Ethno-racial identity
Several new ethno-racial identity summary score variables are available in the data release, capturing ethnicity and race based on baseline and longitudinal responses from youth and parents:
ab_g_stc__cohort_ethn
: Hispanic vs. non-Hispanic classification
ab_g_stc__cohort_ethnrace__leg
: 6-level legacy classification prioritizing Hispanic ethnicity
ab_g_stc__cohort_ethnrace__mblack
: 8-level classification highlighting Black identity in multiracial endorsements
ab_g_stc__cohort_ethnrace__mhisp
: 8-level classification highlighting Hispanic identity in multiracial endorsements
ab_g_stc__cohort_ethnrace__meim
: 15-level classification based on MEIM responses
ab_g_stc__cohort_race__nih
: 7-level classification based on NIH standards
Some of these variables are newly introduced in Release 6.0. More detail on how they are computed is available in the ABCDscores
package.
Household income
A new household income variable (ab_g_dyn__cohort_income__hhold__3lvl
) was created with three distinct levels (as well as "999"
=‘Do not know’ and "777"
=‘Decline to answer’):
- <$50,000
- $50,000 to <$100,000
- >=$100,000
This variable was developed to offer a convenient categorization of household income, reflecting a common practice among researchers using ABCD data.
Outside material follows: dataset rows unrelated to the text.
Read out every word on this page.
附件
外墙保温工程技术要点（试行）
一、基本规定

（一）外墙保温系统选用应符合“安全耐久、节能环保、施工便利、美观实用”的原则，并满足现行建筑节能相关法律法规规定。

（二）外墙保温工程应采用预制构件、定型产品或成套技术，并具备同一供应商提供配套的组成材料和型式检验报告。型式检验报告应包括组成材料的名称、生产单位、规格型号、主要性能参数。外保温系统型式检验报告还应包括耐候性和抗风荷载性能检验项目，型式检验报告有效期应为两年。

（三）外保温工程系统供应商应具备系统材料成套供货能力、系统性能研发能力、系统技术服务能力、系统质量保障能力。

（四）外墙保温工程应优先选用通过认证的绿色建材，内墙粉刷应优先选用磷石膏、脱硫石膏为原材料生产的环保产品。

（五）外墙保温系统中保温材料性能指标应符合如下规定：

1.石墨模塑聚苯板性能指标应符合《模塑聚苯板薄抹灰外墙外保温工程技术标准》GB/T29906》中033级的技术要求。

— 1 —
The selection of cut-offs for each income level was informed by an analysis of alternative categorization methods and a careful examination of cell sizes across all study time points. The goal was to ensure sufficient representation within each level while maintaining the meaningfulness of the income brackets.
This new variable is intended to facilitate ease of use in analysis, particularly for studies where more granular detail is not required. However, more detailed versions of the household income variable also remain available in the dataset (e.g. a variable with 5 levels, ab_g_dyn__cohort_income__hhold__5lvl
).
Anonymized Date of Birth
We changed the algorithm for how anonymized birthdates are computed in the 6.0 release. In previous releases, the algorithm always used the 15th day of the month in which a participant was born (for example, if a participant was born on April 18th, 2010, their anonymized birthdate was set to April 15th, 2010).
In the new algorithm, we first determine whether a participant’s birthday falls in the first half (1st–15th) or second half (16th–end) of the month. Then, for each birthday, we randomly select a new day within the same half of the month.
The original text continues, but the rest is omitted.